If you are setting up a worm bin or bokashi system for the first time, the following steps will help you get going without making the common mistakes that put beginners off.

  1. Choose your method. Consider how much food waste you generate each week, whether you have any outdoor space to offload finished material, and your budget. Most beginners in small flats find bokashi the easiest starting point because it is enclosed, handles a wide variety of food, and requires no ongoing care beyond adding bran.
  2. Source your equipment. Order online from UK-based suppliers like Wiggly Wigglers (Herefordshire), Original Organics (Devon), or Green Gardener (Norfolk). All offer beginner kits with instructions. Alternatively, check whether your local council sells subsidised compost bins – many still do through the national Getcomposting.com scheme or local partnerships.
  3. Set up in the right location. Keep bokashi buckets in a cool, dark spot away from direct sunlight. Place worm bins somewhere with a stable temperature – an airing cupboard, under the kitchen sink, or inside a well-insulated balcony box. Avoid anywhere that drops below 10°C regularly.
  4. Start collecting scraps before you begin. Keep a small, lidded caddy on your worktop to collect scraps between adding them to your system. Line it with a compostable bag or simply rinse it every couple of days. IKEA’s VARIERA bin and similar compact caddies work well for this purpose.
  5. Add material in the correct layers. For bokashi: add a layer of scraps, sprinkle bran, press down firmly, and seal the lid. For worm bins: bury food under existing bedding material, rotate the area where you add food each time, and keep the surface moist but not wet.
  6. Monitor and adjust.

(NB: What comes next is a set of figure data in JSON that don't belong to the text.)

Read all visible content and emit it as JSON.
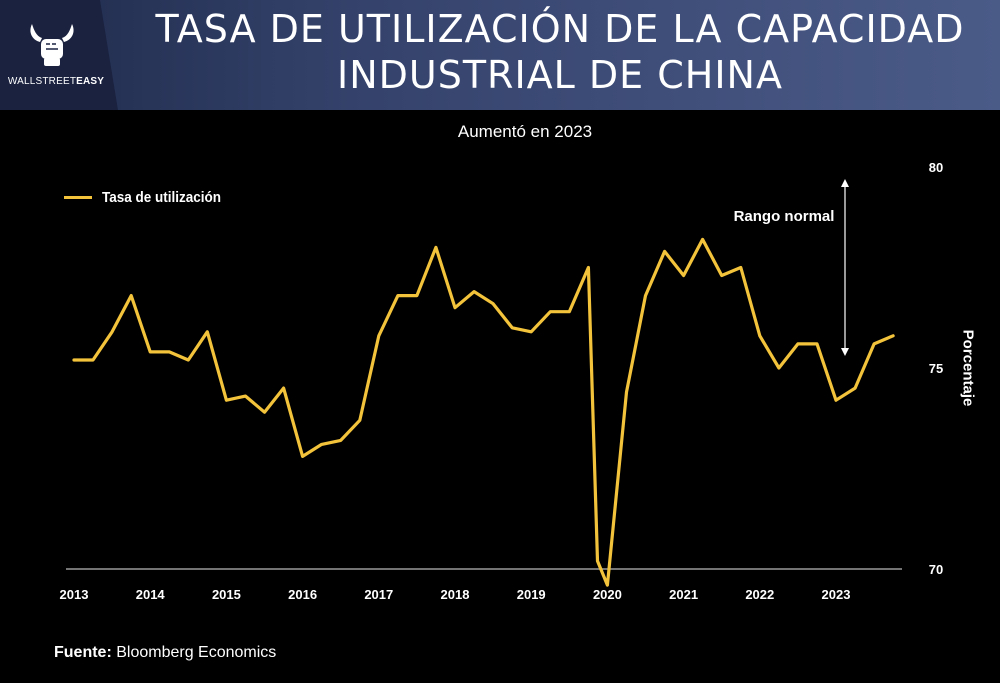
{
  "header": {
    "title_line1": "TASA DE UTILIZACIÓN DE LA CAPACIDAD",
    "title_line2": "INDUSTRIAL DE CHINA",
    "logo_text_regular": "WALLSTREET",
    "logo_text_bold": "EASY",
    "logo_icon": "bull-fist-icon"
  },
  "footer": {
    "source_label": "Fuente:",
    "source_value": "Bloomberg Economics"
  },
  "colors": {
    "line": "#f2c33b",
    "header_dark": "#1a2240",
    "header_light": "#4b5b88"
  },
  "chart_data": {
    "type": "line",
    "title": "Aumentó en 2023",
    "xlabel": "",
    "ylabel": "Porcentaje",
    "ylim": [
      70,
      80
    ],
    "yticks": [
      70,
      75,
      80
    ],
    "xlim": [
      2013,
      2024
    ],
    "x_tick_labels": [
      "2013",
      "2014",
      "2015",
      "2016",
      "2017",
      "2018",
      "2019",
      "2020",
      "2021",
      "2022",
      "2023"
    ],
    "legend": "top-left",
    "grid": false,
    "series": [
      {
        "name": "Tasa de utilización",
        "x": [
          2013.0,
          2013.25,
          2013.5,
          2013.75,
          2014.0,
          2014.25,
          2014.5,
          2014.75,
          2015.0,
          2015.25,
          2015.5,
          2015.75,
          2016.0,
          2016.25,
          2016.5,
          2016.75,
          2017.0,
          2017.25,
          2017.5,
          2017.75,
          2018.0,
          2018.25,
          2018.5,
          2018.75,
          2019.0,
          2019.25,
          2019.5,
          2019.75,
          2019.87,
          2020.0,
          2020.25,
          2020.5,
          2020.75,
          2021.0,
          2021.25,
          2021.5,
          2021.75,
          2022.0,
          2022.25,
          2022.5,
          2022.75,
          2023.0,
          2023.25,
          2023.5,
          2023.75
        ],
        "values": [
          75.2,
          75.2,
          75.9,
          76.8,
          75.4,
          75.4,
          75.2,
          75.9,
          74.2,
          74.3,
          73.9,
          74.5,
          72.8,
          73.1,
          73.2,
          73.7,
          75.8,
          76.8,
          76.8,
          78.0,
          76.5,
          76.9,
          76.6,
          76.0,
          75.9,
          76.4,
          76.4,
          77.5,
          70.2,
          69.6,
          74.4,
          76.8,
          77.9,
          77.3,
          78.2,
          77.3,
          77.5,
          75.8,
          75.0,
          75.6,
          75.6,
          74.2,
          74.5,
          75.6,
          75.8
        ]
      }
    ],
    "annotations": [
      {
        "text": "Rango normal",
        "arrow_from": 75.3,
        "arrow_to": 79.7,
        "direction": "both"
      }
    ]
  }
}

Check your system weekly. A healthy worm bin smells earthy. A healthy bokashi bin smells slightly pickled or fermented. Any foul, putrid smell suggests something has gone
    wrong. For worm bins, this usually means the bin is too wet, too acidic, or has been overfed — remove excess food, add dry shredded cardboard, and reduce feeding for a week. For bokashi, a foul smell often means the bran was insufficient or the seal was broken; drain the liquid more frequently and ensure the lid is pressed down firmly after every addition.

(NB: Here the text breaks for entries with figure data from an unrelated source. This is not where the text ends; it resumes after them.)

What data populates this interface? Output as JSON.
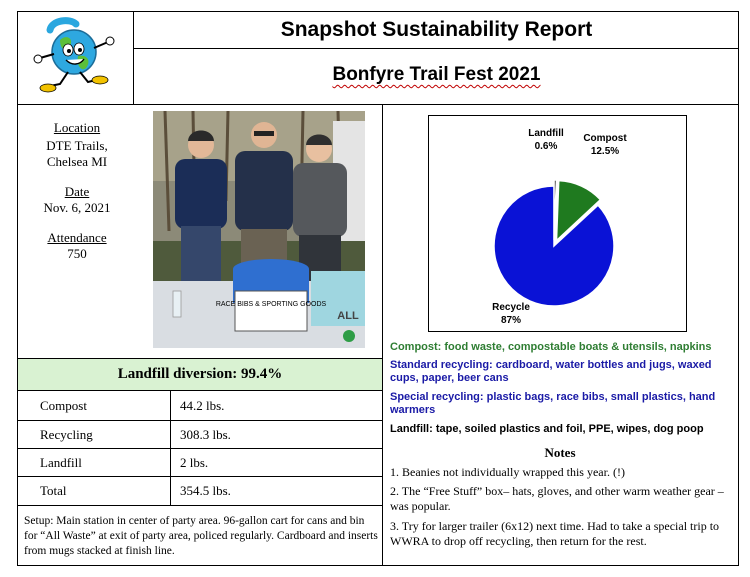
{
  "header": {
    "title": "Snapshot Sustainability Report",
    "subtitle": "Bonfyre Trail Fest 2021",
    "logo": "globe-mascot-logo"
  },
  "event_info": {
    "location_label": "Location",
    "location_value": "DTE Trails, Chelsea MI",
    "date_label": "Date",
    "date_value": "Nov. 6, 2021",
    "attendance_label": "Attendance",
    "attendance_value": "750"
  },
  "photo": {
    "sign_text": "RACE BIBS & SPORTING GOODS",
    "bin_text": "ALL"
  },
  "diversion": {
    "text": "Landfill diversion:  99.4%"
  },
  "waste_table": [
    {
      "category": "Compost",
      "amount": "44.2 lbs."
    },
    {
      "category": "Recycling",
      "amount": "308.3 lbs."
    },
    {
      "category": "Landfill",
      "amount": "2 lbs."
    },
    {
      "category": "Total",
      "amount": "354.5 lbs."
    }
  ],
  "setup_text": "Setup: Main station in center of party area. 96-gallon cart for cans and bin for “All Waste” at exit of party area, policed regularly. Cardboard and inserts from mugs stacked at finish line.",
  "chart_data": {
    "type": "pie",
    "slices": [
      {
        "label": "Recycle",
        "value": 87,
        "value_label": "87%",
        "color": "#0a12d6"
      },
      {
        "label": "Compost",
        "value": 12.5,
        "value_label": "12.5%",
        "color": "#1f7a1f"
      },
      {
        "label": "Landfill",
        "value": 0.6,
        "value_label": "0.6%",
        "color": "#000000"
      }
    ],
    "legend": "none",
    "labels_placement": "outside"
  },
  "categories": {
    "compost": {
      "text": "Compost: food waste, compostable boats & utensils, napkins",
      "color": "#2e7d32"
    },
    "standard": {
      "text": "Standard recycling: cardboard, water bottles and jugs, waxed cups, paper, beer cans",
      "color": "#1a1aa6"
    },
    "special": {
      "text": "Special recycling: plastic bags, race bibs, small plastics, hand warmers",
      "color": "#1a1aa6"
    },
    "landfill": {
      "text": "Landfill: tape, soiled plastics and foil, PPE, wipes, dog poop",
      "color": "#000000"
    }
  },
  "notes": {
    "heading": "Notes",
    "items": [
      "1.  Beanies not individually wrapped this year. (!)",
      "2.   The “Free Stuff” box– hats, gloves, and other warm weather gear – was popular.",
      "3. Try for larger trailer (6x12) next time. Had to take a special trip to WWRA to drop off recycling, then return for the rest."
    ]
  }
}
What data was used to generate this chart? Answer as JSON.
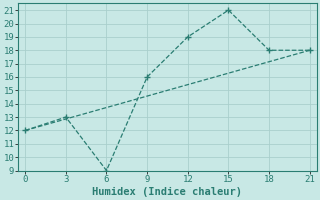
{
  "xlabel": "Humidex (Indice chaleur)",
  "line1_x": [
    0,
    3,
    6,
    9,
    12,
    15,
    18,
    21
  ],
  "line1_y": [
    12,
    13,
    9,
    16,
    19,
    21,
    18,
    18
  ],
  "line2_x": [
    0,
    3,
    6,
    9,
    12,
    15,
    18,
    21
  ],
  "line2_y": [
    12.0,
    12.857,
    13.714,
    14.571,
    15.429,
    16.286,
    17.143,
    18.0
  ],
  "line_color": "#2a7d72",
  "bg_color": "#c8e8e5",
  "grid_color": "#aacfcc",
  "xlim": [
    -0.5,
    21.5
  ],
  "ylim": [
    9,
    21.5
  ],
  "xticks": [
    0,
    3,
    6,
    9,
    12,
    15,
    18,
    21
  ],
  "yticks": [
    9,
    10,
    11,
    12,
    13,
    14,
    15,
    16,
    17,
    18,
    19,
    20,
    21
  ],
  "tick_fontsize": 6.5,
  "xlabel_fontsize": 7.5
}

  7. Troubleshooting is a normal part of the process, particularly in the first few months. Worms take time to establish and will not consume food at full capacity until the colony is settled, which can take six to eight weeks. During this period, feed sparingly — roughly half what you expect the bin to handle — and resist the temptation to add too much variety too quickly. Citrus peel, onions, and garlic should be kept to a minimum in worm bins as they can irritate the worms and alter the pH of the bedding. Bokashi is more forgiving in this respect and will accept most cooked and uncooked kitchen waste, including meat, fish, and dairy, making it a practical choice for flats where cooking scraps are varied.

    Both systems produce valuable outputs for gardeners, even those without a garden. Bokashi pre-compost can be offered to neighbours with allotments, local community growing projects, or composting schemes run by many London boroughs and other city councils. Worm castings and liquid feed can be used on houseplants, window boxes, or balcony containers. The liquid from a bokashi bin, diluted at roughly one part to one hundred parts water, makes an effective liquid feed for potted plants and can also be poured neat down drains to help break down organic matter and reduce odours. Neither system requires outdoor space, and both can be maintained discreetly in a kitchen cupboard, under the sink, or on a balcony.

    Composting in a flat is not the compromise it might initially appear to be. With the right system in place, most of a household’s food waste — including items that cannot go into kerbside food waste collections in some areas — can be processed at home, reducing the volume of material sent to landfill and producing something genuinely useful in return. Whether you opt for a worm bin, a bokashi kit, or a combination of both, the key is to start small, stay consistent, and adjust as you learn what works for your kitchen and your routine.